U.S. tackles thorny topic of Agent Orange cleanup
HANOI, Vietnam - Vietnam on Friday started the first phase of a joint plan with former enemy the United States to clean up environmental damage leftover from the chemical defoliant Agent Orange, a lasting legacy from the Vietnam War.
The work concentrates on a former U.S. military base in central Vietnam where the herbicide was stored during the war that ended more than three decades ago. It marks the first time the two sides will work together on the ground to clean up contamination.
A statement Friday by the U.S. Embassy in Hanoi said Vietnam's Ministry of Defense will begin sweeping areas around the Danang airport for unexploded ordnance. It will then work with the U.S. Agency for International Development to remove dioxin from soil and sediment at the site, which is expected to begin early next year.
U.S. aircraft sprayed millions of gallons of the chemical over South Vietnam during the war to destroy guerrilla fighters' jungle cover.
Contamination from dioxin a chemical used in Agent Orange that has been linked to cancers and birth defects has remained a thorny topic between the former foes as relations have thrived in other areas. Washington was slow to respond to the issue, arguing for years that more research was needed to show that the wartime spraying caused health problems and disabilities among Vietnamese.

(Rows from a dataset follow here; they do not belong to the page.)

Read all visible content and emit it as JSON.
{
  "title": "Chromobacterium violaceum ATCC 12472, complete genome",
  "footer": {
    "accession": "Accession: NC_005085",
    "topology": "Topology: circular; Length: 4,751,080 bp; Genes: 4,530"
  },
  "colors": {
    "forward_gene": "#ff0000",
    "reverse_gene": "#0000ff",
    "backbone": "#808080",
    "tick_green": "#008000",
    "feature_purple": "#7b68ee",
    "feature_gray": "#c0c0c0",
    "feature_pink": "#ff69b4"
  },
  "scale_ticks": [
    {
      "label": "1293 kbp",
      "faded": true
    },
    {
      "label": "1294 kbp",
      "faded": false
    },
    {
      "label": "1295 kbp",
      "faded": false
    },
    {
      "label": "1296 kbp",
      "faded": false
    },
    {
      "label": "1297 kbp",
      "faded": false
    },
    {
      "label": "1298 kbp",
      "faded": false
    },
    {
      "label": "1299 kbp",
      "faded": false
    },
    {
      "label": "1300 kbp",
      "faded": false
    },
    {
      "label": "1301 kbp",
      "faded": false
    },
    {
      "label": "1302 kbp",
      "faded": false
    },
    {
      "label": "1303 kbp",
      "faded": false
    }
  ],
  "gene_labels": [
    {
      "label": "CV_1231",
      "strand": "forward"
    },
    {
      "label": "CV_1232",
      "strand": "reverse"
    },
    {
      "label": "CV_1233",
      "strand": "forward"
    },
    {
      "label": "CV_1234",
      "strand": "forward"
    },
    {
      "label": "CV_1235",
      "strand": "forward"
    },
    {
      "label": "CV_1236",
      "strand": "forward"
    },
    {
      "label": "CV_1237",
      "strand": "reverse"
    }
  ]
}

"As Secretary of State Hillary Clinton remarked while visiting Vietnam last October, the dioxin in the ground here is 'a legacy of the painful past we share,' but the project we will undertake here, as our two nations work hand-in-hand to clean up this site, is 'a sign of the hopeful future we are building together,'" said Virginia Palmer, the U.S. Embassy's charge d'affaires, in a speech during the kickoff ceremony.
The $32 million project will remove dioxin from 71 acres of land at the Danang site where a 2009 study by the Canadian environmental firm Hatfield Consultants found chemical levels that were 300 to 400 times higher than international limits.
Two other former U.S. air bases in the southern locations of Bien Hoa and Phu Cat also have been identified as hotspots where the defoliant was mixed, stored and loaded onto planes during the war, allowing spilled dioxin to seep into the soil and water systems.
The war ended on April 30, 1975, when northern communist forces seized control of Saigon, the U.S.-backed former capital of South Vietnam. The country was then reunified under a one-party communist government.
Vietnam's Red Cross estimates up to 3 million Vietnamese have suffered health-related problems from Agent Orange exposure. The U.S. has said the actual number is far lower and that other health and environmental factors are likely to blame for many illnesses and disabilities.